Baku, Yarat Contemporary Art Center Residency, 2018
The installation questions theories of perception in a surrounding of rapid-change and information over-load. The artist, however, is not interested in the culturally constructed dualism between “the cyber” or “physical reality", which opposes terms such as information and logic to terms of feeling and imagination, but to look at the process of transformation as a whole, in specific how the theory of “speculative aesthetics”is proposing: the world is both subject to human transformation and natural transformation, and from the perspective of speculative aesthetics, changes in politics and changes in nature are in a content interconnection. Taking Azerbaijan`s history and geography, and urban changes in Baku as a material, his works offer an independent co-existence of natural and cultural units questioning the possibility of building a culture based on respect to things as they are, and ignoring the duality between man and nature.
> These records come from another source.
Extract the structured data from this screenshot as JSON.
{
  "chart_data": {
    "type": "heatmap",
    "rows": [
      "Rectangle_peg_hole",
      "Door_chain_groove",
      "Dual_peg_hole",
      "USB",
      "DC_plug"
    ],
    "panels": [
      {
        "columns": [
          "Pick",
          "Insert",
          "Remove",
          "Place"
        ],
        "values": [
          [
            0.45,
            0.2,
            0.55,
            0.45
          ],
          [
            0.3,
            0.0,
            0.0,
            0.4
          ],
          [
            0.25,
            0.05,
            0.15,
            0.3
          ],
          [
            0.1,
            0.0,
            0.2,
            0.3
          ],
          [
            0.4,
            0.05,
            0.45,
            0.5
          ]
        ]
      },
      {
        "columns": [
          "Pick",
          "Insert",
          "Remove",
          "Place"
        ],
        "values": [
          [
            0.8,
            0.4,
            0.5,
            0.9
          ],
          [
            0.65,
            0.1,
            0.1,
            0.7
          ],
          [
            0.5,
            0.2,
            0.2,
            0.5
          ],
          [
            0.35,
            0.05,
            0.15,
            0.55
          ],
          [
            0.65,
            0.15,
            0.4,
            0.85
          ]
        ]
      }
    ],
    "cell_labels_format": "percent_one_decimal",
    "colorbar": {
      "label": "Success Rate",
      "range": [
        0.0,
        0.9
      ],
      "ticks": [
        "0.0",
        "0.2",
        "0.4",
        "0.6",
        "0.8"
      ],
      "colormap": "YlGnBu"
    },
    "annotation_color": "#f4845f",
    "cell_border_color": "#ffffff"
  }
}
Text by Anna Fech, The Curator
Built with the stones currently produced in Ghobustan area of Azerbaijan, the wall simultaneously hides and opens a window to the digitized image behind. The image that could be seen through the window is also taken from Ghobustan, a national park hosting Prehistoric rock drawings, and represents an ancient rock drawing in a heavily glitched way. As the wall stands for the physical reality of the area, the photograph refers to how our perception is changed in a highly digitized era, via digital transformation of a sterotypical image of Ghobustan. In this sense, the installation disregards the binary separation between the physical and the digital using the history and current situation of the area as a metaphor.
The Video Installation
Screens with merging edges in the corner position themselves in an equal distance to the viewer. Moving from the question how changes in politics may be equivalent to changes in nature, one video examines the natural transformation of Ghobustan`s rocks, as the other one documents the transformation of Kubinka, a large gentrified part of Baku. It is not a comparison between, but rather a co-existence of how nature -without human intervention- and political decisions can transform the stones of the same geography.
The tank including some aquatic plants, a plastic bottle partially covered with mussels and urban ruins re-formed by waves creates a small habitat where artefacts and nature as it is co-exist. The installation ignores human-nature duality.
Concrete Covered Pine Cones and Soil
In this ground installation, concrete covers endemic pine cones and natural units, and forms a dead artificial section of nature in order to criticize overwhelming human impact on nature.